Violência política de gênero: O Vestibular de Inverno da UEM (2024) e a transformação estrutural que precisamos

A escolha da violência política de gênero como tema da redação do Vestibular da UEM é oportuna em vários sentidos.

  • Por Marco Alexandre Souza Serra[1]

    A escolha da violência política de gênero como tema da redação do vestibular de inverno aplicado no último dia 14 de julho pela Universidade Estadual de Maringá (UEM) é oportuna em vários sentidos. A proximidade do processo eleitoral que acontece nos mais de 5.500 municípios brasileiros é apenas o mais óbvio dos motivos que a fazem tão adequada ao momento.

    Os textos de apoio adotados pela prova fizeram referência à existência da lei 14.192 de 4 de agosto de 2021, sugerindo, acertadamente, certo subdesenvolvimento de suas potencialidades.

    Um dos textos aponta, nesse sentido, o registro de 7 casos mensais de humilhações, constrangimentos e ameaças visando impedir ou dificultar o exercício dos direitos políticos ativos, como candidatas ou exercentes de mandato, por parte de mulheres em todo o país. Não é mesmo de duvidar.

    Por outro lado, uma sondagem feita nos diversos tribunais eleitorais do Brasil, que são os que têm competência para o julgamento do crime violência política de gênero incluído pela já mencionada lei de 2021 no art 326-B do Código Eleitoral, revela um número muito limitado de precedentes.

    Medidas importantes têm sido adotadas para incrementar a efetividade das previsões legais já existentes. Elas se inspiram também nos vários tratados e outros documentos internacionais preocupados não só em promover a igualdade de gênero – Objetivo de Desenvolvimento Sustentável (ODS) n. 5 da ONU – mas especificamente voltados a prevenir, punir e até erradicar o assédio político contra mulheres que ousam acessar os espaços de poder e decisão política.

    Em nível local, é justo apontar a existência do Protocolo para Atuação Conjunta no Enfrentamento da Violência Política contra a Mulher para a região de Maringá.

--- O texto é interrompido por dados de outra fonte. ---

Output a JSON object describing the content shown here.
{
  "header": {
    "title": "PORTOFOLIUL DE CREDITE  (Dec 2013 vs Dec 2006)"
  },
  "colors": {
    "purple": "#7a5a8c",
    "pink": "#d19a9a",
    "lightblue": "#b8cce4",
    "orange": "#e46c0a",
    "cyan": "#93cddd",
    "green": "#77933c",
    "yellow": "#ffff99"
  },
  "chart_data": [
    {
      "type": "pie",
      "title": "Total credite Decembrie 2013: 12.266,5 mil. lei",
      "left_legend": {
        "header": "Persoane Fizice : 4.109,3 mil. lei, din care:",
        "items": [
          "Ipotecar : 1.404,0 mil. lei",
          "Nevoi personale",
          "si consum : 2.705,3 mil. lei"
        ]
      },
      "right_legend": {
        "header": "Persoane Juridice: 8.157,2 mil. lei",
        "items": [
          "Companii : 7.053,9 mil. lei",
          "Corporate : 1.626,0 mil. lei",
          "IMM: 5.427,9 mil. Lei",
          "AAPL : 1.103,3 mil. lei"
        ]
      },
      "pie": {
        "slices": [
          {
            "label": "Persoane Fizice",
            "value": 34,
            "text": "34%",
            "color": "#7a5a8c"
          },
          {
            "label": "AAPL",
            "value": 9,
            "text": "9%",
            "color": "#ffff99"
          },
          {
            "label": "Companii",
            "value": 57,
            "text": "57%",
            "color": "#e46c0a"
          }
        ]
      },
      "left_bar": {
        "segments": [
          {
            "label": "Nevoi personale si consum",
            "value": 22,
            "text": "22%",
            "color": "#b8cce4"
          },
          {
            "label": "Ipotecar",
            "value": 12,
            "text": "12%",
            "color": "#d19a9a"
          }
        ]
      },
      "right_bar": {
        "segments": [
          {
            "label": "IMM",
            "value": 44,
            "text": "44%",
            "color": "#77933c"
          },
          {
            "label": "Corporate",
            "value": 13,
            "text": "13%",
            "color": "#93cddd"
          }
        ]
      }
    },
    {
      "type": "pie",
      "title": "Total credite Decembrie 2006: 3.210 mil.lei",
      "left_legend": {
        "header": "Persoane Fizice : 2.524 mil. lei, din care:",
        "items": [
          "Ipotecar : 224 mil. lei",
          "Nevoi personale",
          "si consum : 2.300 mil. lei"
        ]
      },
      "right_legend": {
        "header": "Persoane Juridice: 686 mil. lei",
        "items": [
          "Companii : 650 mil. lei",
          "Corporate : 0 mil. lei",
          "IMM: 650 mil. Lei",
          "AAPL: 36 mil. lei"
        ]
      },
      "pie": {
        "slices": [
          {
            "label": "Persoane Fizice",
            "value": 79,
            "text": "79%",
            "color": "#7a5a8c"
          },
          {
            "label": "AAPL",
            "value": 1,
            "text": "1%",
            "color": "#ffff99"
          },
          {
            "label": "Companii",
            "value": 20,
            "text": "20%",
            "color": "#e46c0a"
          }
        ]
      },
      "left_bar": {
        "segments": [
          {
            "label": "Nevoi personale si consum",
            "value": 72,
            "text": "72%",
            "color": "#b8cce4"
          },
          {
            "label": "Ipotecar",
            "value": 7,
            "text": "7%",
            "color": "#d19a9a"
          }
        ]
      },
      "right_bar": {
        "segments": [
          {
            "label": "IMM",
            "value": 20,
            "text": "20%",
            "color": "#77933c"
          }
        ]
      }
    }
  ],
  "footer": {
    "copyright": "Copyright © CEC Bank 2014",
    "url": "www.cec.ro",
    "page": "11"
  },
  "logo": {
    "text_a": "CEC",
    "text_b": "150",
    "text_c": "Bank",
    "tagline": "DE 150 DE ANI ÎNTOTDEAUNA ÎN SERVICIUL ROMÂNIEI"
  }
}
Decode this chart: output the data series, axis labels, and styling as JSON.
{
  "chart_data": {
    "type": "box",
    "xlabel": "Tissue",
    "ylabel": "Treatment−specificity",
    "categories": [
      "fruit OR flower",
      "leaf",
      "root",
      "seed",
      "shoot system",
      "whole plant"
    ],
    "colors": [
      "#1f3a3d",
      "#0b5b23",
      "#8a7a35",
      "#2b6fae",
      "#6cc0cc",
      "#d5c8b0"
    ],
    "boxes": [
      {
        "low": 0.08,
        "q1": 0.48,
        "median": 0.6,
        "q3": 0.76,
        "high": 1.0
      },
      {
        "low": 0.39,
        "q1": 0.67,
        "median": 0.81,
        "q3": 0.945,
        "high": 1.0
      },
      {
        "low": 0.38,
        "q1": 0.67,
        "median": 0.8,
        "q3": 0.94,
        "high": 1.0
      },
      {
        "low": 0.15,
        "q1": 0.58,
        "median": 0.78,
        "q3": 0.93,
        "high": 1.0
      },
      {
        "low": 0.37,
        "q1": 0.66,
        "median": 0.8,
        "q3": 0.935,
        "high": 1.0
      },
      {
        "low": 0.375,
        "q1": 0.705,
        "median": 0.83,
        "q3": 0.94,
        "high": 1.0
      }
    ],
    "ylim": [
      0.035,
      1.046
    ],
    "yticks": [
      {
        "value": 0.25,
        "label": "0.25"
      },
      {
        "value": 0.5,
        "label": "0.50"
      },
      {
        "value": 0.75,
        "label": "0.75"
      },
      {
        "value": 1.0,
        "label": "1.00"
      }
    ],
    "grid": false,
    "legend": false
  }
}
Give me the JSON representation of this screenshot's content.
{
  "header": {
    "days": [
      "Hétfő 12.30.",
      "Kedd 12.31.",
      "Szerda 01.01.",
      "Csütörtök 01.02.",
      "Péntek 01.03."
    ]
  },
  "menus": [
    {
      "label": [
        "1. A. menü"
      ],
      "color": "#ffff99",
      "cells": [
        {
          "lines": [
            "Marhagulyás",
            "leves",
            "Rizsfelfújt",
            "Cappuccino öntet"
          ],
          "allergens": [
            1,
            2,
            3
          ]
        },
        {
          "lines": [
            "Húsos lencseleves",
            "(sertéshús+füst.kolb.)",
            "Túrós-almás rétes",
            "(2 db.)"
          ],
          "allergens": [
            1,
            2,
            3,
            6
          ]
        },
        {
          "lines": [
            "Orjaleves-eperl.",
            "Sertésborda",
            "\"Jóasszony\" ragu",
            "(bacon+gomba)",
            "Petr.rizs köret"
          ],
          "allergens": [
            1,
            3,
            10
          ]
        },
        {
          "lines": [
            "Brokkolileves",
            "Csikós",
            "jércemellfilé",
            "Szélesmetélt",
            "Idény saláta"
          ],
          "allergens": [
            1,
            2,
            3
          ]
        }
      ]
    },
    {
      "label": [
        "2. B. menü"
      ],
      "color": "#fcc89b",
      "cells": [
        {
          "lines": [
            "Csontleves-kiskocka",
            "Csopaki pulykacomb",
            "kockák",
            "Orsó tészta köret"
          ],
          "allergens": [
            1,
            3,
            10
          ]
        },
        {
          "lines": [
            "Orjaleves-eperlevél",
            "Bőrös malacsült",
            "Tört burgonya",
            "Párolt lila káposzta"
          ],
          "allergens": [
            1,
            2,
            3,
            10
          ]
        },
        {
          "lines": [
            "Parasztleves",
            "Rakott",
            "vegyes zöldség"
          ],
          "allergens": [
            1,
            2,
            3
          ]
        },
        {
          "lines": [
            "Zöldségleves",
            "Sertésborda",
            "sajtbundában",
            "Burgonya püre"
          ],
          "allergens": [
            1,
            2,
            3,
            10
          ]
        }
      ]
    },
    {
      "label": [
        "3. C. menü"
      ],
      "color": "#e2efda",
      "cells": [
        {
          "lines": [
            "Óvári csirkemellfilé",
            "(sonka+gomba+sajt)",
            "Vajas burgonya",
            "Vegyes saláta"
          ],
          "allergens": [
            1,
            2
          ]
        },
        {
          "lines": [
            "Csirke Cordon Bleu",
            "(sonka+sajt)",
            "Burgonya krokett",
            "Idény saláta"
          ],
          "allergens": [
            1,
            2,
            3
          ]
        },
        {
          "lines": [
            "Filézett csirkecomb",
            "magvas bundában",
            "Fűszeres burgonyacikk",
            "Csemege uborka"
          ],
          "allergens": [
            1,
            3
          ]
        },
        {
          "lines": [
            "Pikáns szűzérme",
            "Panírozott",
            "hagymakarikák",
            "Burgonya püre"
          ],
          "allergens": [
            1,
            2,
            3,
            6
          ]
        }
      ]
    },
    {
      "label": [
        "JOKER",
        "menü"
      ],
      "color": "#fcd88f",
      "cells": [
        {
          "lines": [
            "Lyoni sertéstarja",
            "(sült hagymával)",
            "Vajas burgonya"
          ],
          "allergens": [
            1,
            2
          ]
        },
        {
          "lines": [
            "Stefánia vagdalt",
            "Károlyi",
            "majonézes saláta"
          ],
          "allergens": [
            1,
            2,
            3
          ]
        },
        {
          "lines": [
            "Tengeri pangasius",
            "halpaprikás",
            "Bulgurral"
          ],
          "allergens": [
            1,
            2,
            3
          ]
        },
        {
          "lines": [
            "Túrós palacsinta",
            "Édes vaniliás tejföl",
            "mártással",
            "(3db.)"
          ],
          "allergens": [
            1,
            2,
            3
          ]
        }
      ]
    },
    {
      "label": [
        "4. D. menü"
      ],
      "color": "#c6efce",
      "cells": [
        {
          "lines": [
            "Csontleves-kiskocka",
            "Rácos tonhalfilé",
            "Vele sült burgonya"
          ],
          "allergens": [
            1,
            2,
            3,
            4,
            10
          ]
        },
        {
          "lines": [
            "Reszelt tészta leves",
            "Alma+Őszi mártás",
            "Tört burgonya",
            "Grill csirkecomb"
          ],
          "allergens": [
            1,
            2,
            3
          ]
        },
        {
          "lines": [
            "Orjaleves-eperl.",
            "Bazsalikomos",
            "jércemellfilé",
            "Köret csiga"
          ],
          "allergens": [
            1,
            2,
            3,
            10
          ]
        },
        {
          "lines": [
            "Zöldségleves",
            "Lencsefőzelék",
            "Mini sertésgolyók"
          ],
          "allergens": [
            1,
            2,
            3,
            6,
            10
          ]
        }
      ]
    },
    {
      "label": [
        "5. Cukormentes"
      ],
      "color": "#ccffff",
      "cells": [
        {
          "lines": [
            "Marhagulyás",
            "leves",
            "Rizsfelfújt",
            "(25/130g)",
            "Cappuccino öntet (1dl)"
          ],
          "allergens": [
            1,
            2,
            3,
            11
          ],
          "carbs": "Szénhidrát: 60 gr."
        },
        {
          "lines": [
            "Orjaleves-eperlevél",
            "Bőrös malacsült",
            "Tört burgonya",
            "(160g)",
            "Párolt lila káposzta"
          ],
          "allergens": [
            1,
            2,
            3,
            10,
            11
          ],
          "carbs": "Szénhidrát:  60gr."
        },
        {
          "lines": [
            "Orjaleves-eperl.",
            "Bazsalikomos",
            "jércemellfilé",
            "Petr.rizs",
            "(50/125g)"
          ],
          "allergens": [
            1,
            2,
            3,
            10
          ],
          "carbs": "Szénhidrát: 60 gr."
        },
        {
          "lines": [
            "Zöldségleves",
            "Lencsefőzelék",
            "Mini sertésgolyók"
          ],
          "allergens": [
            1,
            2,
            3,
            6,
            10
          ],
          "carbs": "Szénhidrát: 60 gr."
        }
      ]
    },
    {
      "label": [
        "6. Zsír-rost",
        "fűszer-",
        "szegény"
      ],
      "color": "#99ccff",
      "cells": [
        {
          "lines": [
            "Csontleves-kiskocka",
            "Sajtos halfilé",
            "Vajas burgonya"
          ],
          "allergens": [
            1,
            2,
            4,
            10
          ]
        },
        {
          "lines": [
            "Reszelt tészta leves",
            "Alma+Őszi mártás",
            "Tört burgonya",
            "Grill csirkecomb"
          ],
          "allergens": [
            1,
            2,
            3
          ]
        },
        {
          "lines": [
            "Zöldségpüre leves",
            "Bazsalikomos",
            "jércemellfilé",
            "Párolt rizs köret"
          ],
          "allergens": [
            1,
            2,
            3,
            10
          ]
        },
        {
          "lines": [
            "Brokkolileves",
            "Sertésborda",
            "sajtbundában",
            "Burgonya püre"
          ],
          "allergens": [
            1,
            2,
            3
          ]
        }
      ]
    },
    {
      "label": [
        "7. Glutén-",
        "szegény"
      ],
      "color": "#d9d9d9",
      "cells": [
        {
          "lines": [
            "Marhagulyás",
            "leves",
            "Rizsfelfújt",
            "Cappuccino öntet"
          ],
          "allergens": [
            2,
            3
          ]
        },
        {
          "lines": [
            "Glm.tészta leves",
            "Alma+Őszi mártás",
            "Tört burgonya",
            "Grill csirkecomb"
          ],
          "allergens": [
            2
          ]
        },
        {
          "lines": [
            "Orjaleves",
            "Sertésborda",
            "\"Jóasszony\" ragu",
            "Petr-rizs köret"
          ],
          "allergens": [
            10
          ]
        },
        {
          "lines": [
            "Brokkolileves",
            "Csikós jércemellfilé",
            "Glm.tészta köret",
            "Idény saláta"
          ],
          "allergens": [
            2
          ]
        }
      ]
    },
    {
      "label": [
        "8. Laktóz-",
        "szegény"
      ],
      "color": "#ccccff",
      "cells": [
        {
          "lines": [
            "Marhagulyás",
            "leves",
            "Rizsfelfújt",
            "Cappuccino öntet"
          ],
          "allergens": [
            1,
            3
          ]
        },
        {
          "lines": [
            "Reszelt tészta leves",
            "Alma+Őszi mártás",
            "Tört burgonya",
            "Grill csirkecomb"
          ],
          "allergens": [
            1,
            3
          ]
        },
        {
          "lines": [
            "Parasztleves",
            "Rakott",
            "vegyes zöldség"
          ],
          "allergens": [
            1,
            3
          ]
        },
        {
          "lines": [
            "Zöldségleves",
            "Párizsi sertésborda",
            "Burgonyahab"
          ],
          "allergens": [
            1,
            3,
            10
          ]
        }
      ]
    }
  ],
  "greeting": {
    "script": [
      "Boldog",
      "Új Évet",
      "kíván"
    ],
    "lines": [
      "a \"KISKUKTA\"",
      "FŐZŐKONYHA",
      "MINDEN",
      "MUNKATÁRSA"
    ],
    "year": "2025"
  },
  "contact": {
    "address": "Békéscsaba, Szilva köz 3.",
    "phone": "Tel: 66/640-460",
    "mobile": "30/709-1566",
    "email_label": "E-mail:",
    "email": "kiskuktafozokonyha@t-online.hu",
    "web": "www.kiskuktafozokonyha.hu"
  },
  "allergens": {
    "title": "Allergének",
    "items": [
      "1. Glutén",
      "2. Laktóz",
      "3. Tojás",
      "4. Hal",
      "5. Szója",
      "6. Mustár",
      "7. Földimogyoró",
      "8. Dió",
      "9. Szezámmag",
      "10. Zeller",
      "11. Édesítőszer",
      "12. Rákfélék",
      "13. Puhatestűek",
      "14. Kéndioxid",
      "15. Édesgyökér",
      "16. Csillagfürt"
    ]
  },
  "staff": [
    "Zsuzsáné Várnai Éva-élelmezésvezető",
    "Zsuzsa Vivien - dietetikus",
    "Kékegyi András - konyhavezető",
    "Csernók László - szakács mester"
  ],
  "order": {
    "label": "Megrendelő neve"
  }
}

Concebido e proposto pela vereadora e procuradora da mulher da Câmara Municipal de Maringá, Professora Ana Lúcia, a iniciativa é expressão de toda uma confluência de legítimos anseios das autoridades competentes da região no sentido de assegurar efetividade ao combate à violência política de gênero, em especial por meio do registro, apuração e processamento das denúncias trazidas pelas vítimas.

    Nossa experiência com o tema em alguns casos concretos tem mostrado, contudo, certa incompreensão quanto aos contornos assumidos pela criminalização existente no art 326-B justamente por parte de quem compete aplicá-la.

    Em mais de um caso identificamos, a despeito do reconhecimento da existência da ofensa, uma inclinação precoce, por delegados, membros do Ministério Público e juízes, antes mesmo dos mais elementares atos de investigação, em excluir a finalidade de atingir o gênero feminino.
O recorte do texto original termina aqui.